Marketing, Harmony, and the Future of a Contradictory World
A few weeks ago, I came across a striking statistic: six billion people in the world have access to mobile phones, but only 4.5 billion have access to toilets.
It means there are more smartphones than toilets on our planet.
On the surface, this sounds like good news for the telecommunications industry — phone makers, service providers, and marketers like me. It signals thriving business, booming sales, and growing markets. But beneath that optimism lies a deep contradiction: technological progress that outpaces basic human dignity.
And that contradiction is at the heart of what I want to explore — the role of marketing in a world full of imbalance.
We Are All Marketers
Whether we realise it or not, everyone engages in marketing.
Every selfie we post, every outfit we choose, every restaurant we tag — it’s all part of personal branding. We present ourselves to the world through choices, images, and stories.
Marketers simply do this on a larger scale. They shape messages for brands and design campaigns to influence millions. But at its core, marketing is simply communication — an attempt to connect, persuade, and build identity.
Even in nature, marketing exists.
- A male peacock spreads his feathers to attract a mate — promoting his beauty as a product.
- A bear chooses the right river to fish in — selecting her ideal channel for maximum results.
From humans to animals, from social media to survival, marketing is a fundamental part of life.
Why Marketing Matters
In a world overflowing with choices, marketing helps people make sense of complexity.
Imagine walking into a supermarket without labels, brands, or packaging. How would you decide what to buy?
It would be chaos.
Marketing gives meaning. It helps us navigate products, communicate who we are, and connect with others who share our values.
Philip Kotler, often called the father of modern marketing, defined it as the process of creating value for customers and building relationships in return.
By that definition, marketing isn’t manipulation — it’s mutual exchange.
But somewhere along the way, things went wrong.
Where We Went Wrong
We began treating the planet’s resources as infinite.
We made growth the only compass worth following.
We convinced ourselves that the business of business is business, and any harm caused along the way — environmental damage, inequality, exploitation — could be written off as “negative externalities.”
This mindset created a toxic cocktail of marketing, capitalism, consumerism, and unchecked globalization.
We built a world that sells more but values less.
A world where the few benefit at the expense of the many.
A world where short-term profit trumps long-term purpose.
This is wrong. Not because marketing is inherently bad, but because it lost its moral compass.
The Search for Harmony: Armonia
To find answers, I looked back — far back — to where Western civilisation began: ancient Greece.
In Greek mythology, there was a goddess named Harmonia (or Armonia in Italian). She was the daughter of Ares, the god of war, and Aphrodite, the goddess of love.

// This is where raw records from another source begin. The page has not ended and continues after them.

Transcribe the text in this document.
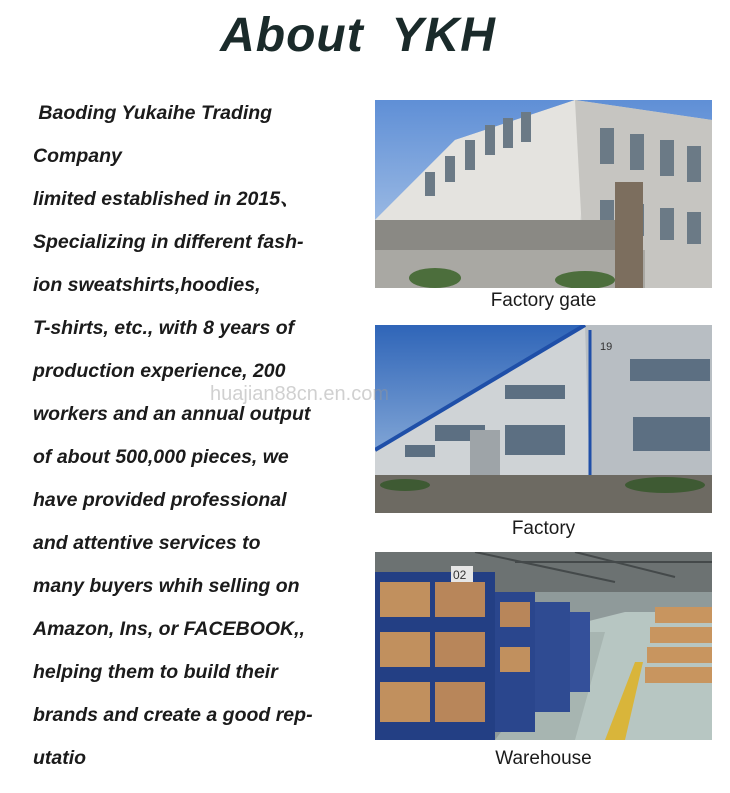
About  YKH
Baoding Yukaihe Trading
Company
limited established in 2015、
Specializing in different fash-
ion sweatshirts,hoodies,
T-shirts, etc., with 8 years of
production experience, 200
workers and an annual output
of about 500,000 pieces, we
have provided professional
and attentive services to
many buyers whih selling on
Amazon, Ins, or FACEBOOK,,
helping them to build their
brands and create a good rep-
utatio
Factory gate
19
Factory
02
Warehouse
huajian88cn.en.com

From two opposites — aggression and affection — came the goddess of harmony, synthesis, and balance.
To me, Harmonia symbolises the solution we need today.
Our world, just like ancient Greece’s, is full of contradictions:
- Male and female
- Day and night
- Good and evil
- Logic and emotion
Civilisations prospered when they learned to reconcile opposites rather than eliminate them. That’s what Harmonia represents — and what modern society has forgotten.
The Modern Dilemma
For centuries, humanity has tried to simplify life by eliminating ambiguity. We’ve chosen efficiency over empathy, control over creativity, and predictability over paradox.
In doing so, we’ve lost our ability to hold contradictions together.
We’ve sacrificed harmony in pursuit of productivity.
But the 21st century doesn’t reward simplicity — it demands adaptability.
Our world is now defined by:
- Volatility
- Uncertainty
- Complexity
- Ambiguity
To thrive, we must learn again what the Greeks already knew:
wisdom lies in balancing contradictions, not destroying them.